Lua Kamál Yuille
Professor of Law and Business
Columbia University School of Law, JD 2004
Lua Kamál Yuille joined the Northeastern University faculty in 2021 as professor of law and business within the School of Law and the D’Amore-McKim School of Business. Yuille is a recognized praxivist, which is a philosophy that involves using her theoretical scholarship to inform her engagement in social change. Her current interdisciplinary work draws into conversation property law, heterodox economics, business law, critical pedagogy and group identity. Yuille’s diverse professional formation — federal law clerk, Latin Americanist socio-economic development lawyer, Wall Street corporate transactional attorney, public school teacher, pro bono immigration litigation practitioner — provides a strong foundation for her engaged scholarship on a wide range of questions.
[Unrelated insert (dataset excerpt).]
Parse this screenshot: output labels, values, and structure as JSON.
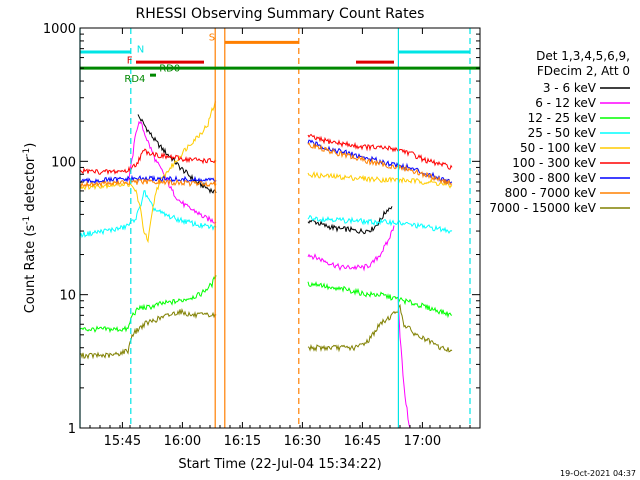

Yuille began her academic career as a visiting professor at the University of Oregon School of Law and as a William Hastie Fellow at the University of Wisconsin Law School. In 2013, she joined the University of Kansas, where she served on the law faculty and in the Center for Latin American and Caribbean Studies. Her exemplary justice-oriented work earned Yuille the Junior Faculty Teaching Award from the Society of American Law Teachers in 2017.
Yuille’s formal education and pedigree includes training in fields ranging from cognitive science, international relations and computer engineering to economics, education and law. Her academic credentials include degrees from Columbia University School of Law, the Johns Hopkins University and the Paul H. Nitze School of Advanced International Studies. She is fluent in Spanish and Italian and credits her most enduring education to the varied experiences she has had as a praxivist doing service all over the world.
Fields of Expertise
- Business Law
- Critical Pedagogy
- Corporate Law
- Gender and the Law
- Heterodox Economics
- International Law
- Race and Racism and the Law
- “Corporations, Property and Personhood,” 97 Denver Law Review 557 (2020).
- “Love as Justice,” 26 The Langston Hughes Review 49 (2020).
- “Dignity Takings in Gangland's Suburban Frontier,” 92 Chicago-Kent Law Review 793 (2018).
- “From Corpo Economicus to Corpo Sapiens,” 55 University of Louisville Law Review 163 (2017).
- “Blood In, Buyout: A Property & Economic Approach to Street Gangs,” 2015 Wisconsin Law Review 1049 (2015).